VITILIGO inevitably raises questions about beauty, identity, and change. Suffice it to say that young people with visible vitiligo are often shunned, shamed, or mocked with derogatory names (cow, clown, or giraffe). This begs the question of what beauty is in today’s society, and how far we can go in the name of beauty, because the emotional effects of stigmatization can be devastating – low self-esteem, anxiety, or even depression.
In other words, the impact of vitiligo goes way beyond the skin. Sufferers undergo a change that is physical as well as psychological, because the condition can adversely affect their social interactions, their romantic and sexual relationships, and their career. This change is especially challenging when vitiligo spreads rapidly, leading to a metamorphosis that forces the individual to cope with the loss not only of their pigment, but also of a part of their identity – which for people with a darker complexion also means racial or ethnic identity.
While much progress has been made in terms of the public perception of vitiligo since model Winnie Harlow became world famous, I strongly believe that more can and must be done for all people living with the condition, who in most cases just want to be cured and feel normal again.
This partly explains why one of my guiding principles for this project has been to capture an authentic image of my subjects, all of whom overcame their biggest hurdle – the gaze and judgment of others – and, with great courage and humility, showed themselves as they are, restoring to their bodies the personal dignity they had lost.

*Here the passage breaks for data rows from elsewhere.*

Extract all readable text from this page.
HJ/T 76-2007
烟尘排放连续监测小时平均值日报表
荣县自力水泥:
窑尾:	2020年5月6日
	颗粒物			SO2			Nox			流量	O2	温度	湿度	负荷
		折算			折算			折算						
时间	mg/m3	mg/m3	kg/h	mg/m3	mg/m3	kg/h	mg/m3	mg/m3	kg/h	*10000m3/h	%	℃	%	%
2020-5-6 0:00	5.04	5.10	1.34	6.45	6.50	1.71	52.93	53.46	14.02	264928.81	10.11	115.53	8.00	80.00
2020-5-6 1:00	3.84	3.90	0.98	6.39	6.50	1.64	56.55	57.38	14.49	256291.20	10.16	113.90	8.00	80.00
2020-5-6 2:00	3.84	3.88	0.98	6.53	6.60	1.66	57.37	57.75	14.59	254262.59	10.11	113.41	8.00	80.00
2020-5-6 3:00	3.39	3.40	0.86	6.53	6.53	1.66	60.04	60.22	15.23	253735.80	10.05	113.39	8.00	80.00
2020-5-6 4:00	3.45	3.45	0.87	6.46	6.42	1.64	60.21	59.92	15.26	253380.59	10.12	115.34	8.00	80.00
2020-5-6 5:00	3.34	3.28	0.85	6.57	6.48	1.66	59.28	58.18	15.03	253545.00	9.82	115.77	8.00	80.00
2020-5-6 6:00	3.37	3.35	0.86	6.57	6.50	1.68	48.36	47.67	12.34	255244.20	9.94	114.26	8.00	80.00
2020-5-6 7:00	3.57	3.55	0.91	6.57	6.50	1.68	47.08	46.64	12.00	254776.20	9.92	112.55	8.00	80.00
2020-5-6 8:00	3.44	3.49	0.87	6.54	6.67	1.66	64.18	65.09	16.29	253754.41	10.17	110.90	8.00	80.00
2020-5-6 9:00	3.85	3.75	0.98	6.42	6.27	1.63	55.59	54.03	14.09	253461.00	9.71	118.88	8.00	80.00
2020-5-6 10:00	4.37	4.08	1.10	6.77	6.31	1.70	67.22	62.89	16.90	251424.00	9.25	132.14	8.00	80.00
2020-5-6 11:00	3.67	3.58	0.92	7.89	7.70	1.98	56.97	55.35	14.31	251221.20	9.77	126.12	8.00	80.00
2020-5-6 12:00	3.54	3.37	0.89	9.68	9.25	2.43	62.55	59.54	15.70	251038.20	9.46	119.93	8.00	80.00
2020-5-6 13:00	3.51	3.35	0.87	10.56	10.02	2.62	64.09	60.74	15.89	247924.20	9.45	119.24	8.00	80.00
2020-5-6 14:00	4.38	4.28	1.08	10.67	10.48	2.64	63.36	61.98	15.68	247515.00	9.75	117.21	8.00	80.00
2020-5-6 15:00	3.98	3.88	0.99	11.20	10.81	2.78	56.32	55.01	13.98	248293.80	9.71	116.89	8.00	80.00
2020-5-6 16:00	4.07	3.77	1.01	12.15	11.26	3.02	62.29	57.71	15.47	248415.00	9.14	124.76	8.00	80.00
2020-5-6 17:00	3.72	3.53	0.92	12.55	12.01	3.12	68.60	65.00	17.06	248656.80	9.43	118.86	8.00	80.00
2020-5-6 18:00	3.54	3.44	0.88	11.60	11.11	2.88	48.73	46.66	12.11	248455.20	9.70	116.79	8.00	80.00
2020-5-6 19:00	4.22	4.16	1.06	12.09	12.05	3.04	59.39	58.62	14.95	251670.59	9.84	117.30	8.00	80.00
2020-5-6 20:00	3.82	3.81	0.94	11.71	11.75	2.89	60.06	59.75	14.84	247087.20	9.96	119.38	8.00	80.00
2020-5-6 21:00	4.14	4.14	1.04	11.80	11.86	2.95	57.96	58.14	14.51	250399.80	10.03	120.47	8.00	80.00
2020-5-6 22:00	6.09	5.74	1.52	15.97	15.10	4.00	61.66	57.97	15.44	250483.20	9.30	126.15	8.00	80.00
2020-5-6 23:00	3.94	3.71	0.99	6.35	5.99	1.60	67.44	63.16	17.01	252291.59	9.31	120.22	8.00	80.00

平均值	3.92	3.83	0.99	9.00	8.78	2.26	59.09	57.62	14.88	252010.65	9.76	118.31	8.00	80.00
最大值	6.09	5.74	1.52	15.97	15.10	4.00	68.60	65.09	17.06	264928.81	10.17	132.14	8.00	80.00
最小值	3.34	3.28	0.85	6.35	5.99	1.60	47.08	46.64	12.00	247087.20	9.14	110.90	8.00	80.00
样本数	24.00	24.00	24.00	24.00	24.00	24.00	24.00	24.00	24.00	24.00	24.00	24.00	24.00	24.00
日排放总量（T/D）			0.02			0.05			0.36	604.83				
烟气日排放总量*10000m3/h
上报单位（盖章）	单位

Mercedes, Yisel, Alejandro, Ankit Majsuriya, Magaldas, Miladis, and Niels, together with all the others who let me into their world (either welcoming me into their environments, or, as was the case in China, agreeing to be photographed in the intimate space of a hotel room), generously gave me their time, shared with me their experiences, and inspired me with their strength of character. Showing their bodies was not easy for them, but by doing so they have demonstrated an ability to accept themselves and their diversity.
The trust these people have placed in me continues to spur me to further develop and disseminate this work, because they let me portray them not out of a desire to show off, but out of hope. The hope that knowledge will lead, first of all, to self-acceptance on the part of sufferers and, then, to greater social integration.
That is – let me emphasize – a hope I profoundly share, and which I want to firmly support so that a more inclusive notion of beauty may finally be established. At the same time, I wish with all my heart that the message underlying this project may help increase public awareness about a disease that keeps spreading and, most importantly, that it may help accelerate medical and pharmaceutical research towards a cure which will bring back a sense of normality to those living with vitiligo.